FIG. 1 is a diagram showing an embodiment of the present invention.

FIG. 2 is a sectional view taken along the line AA of FIG.

FIG. 3 is a cross-sectional view taken along the line CC of FIG.

FIG. 4 is a sectional view taken along the line BB of FIG.

FIG. 5 is a sectional view showing engagement between the housing and the rotary valve.

FIG. 6 is a view showing another embodiment of the present invention.

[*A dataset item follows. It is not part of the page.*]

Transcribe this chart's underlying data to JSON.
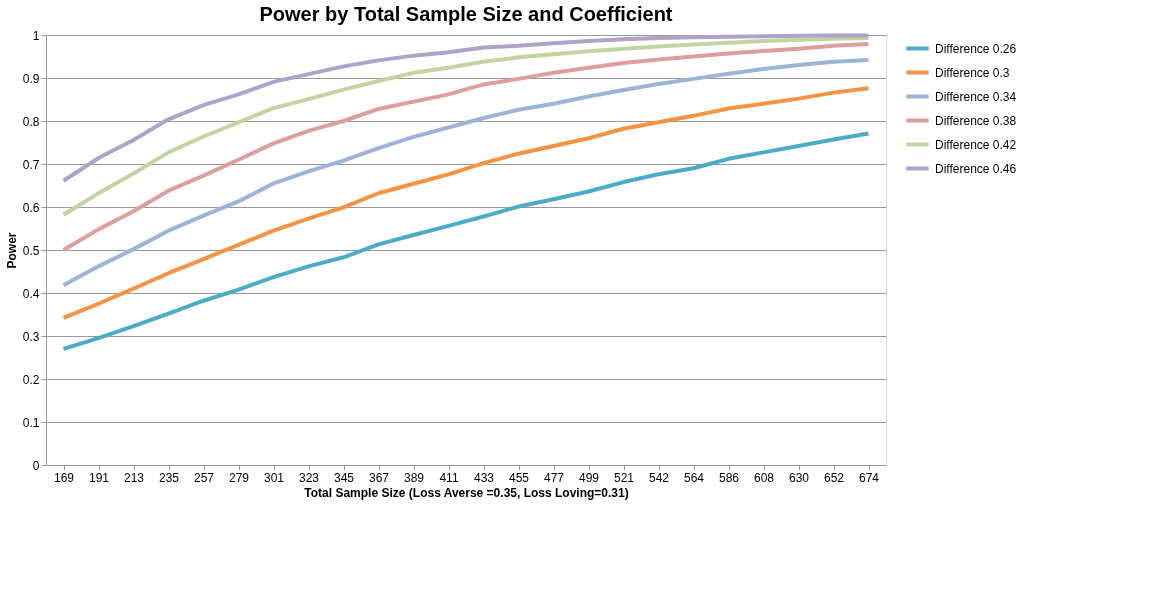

FIG. 7 is a rear view of FIG.

[Explanation of symbols]

 1: Case 2: Bearing 3: Input shaft 4: Spline part 5: Screw part 6: Rotor shaft 7: Joint 8: Hollow part 9: Step part 10: Small diameter part 11: Spline part 12: Washer 13: Nut 14: Outer Diameter part 15: Oil seal 16: End block 17: Cam surface 18: Housing 19: Flat part 20: Inlay part 21: Bolt hole 22: Plunger chamber 23: Plunger 24: Return spring 25: Suction / discharge hole 26: Rotary Valve 27: Suction path 28: Suction port 29: Discharge port 30: High pressure chamber 31: Thrust plate 32: Seal ring groove 33: Seal ring (seal member) 34: Thrust bearing 35: Retaining plate (support member) 36: Snap Ring (positioning member) 37: Orifice 38: Protrusion 39: Aki Multer piston 40: Cover 41: Return spring 42, 43: Oil seal 44: Needle bearing 45, 45a: O-ring 51: Housing 52: Cam surface 53: Rotary valve 54: Protrusion 56: High pressure chamber 57: Orifice 58: Seal ring Groove 59: Seal ring 60: Suction path 61: Suction port

Claims (1)

[Scope of utility model registration request] 1. A housing provided between relatively rotatable input / output shafts, connected to the one shaft, and having a cam surface having two or more ridges on an inner diameter surface thereof; and a housing connected to the other shaft. At the same time, it is stored rotatably in the housing,
A rotor shaft having a plurality of plunger chambers formed in the radial direction; reciprocally housed in each of the plurality of plunger chambers under the pressure of a return spring, and the cam when the two shafts relatively rotate. A plurality of plungers driven by surfaces; suction and discharge holes formed in the rotor shaft and communicating with the plunger chamber; slidably contacting the rotor shaft, and positioned in a predetermined relationship by the cam surface and a protrusion, A plurality of suction ports that act as suction valves and discharge valves depending on the positional relationship with the suction and discharge holes, a valve body having a discharge port formed on the surface, and a valve body provided on the valve body and communicating with the discharge port on the back surface of the valve body. A high pressure chamber that opens, a seal member provided around the high pressure chamber, a thrust bearing that presses the seal member, and a thrust bearing. A support member that supports the support member, a positioning member that positions the support member, the thrust bearing, and the valve body; and a flow resistance generation unit that is provided at the outlet of the high-pressure chamber and that generates flow resistance. Hydraulic power transmission coupling.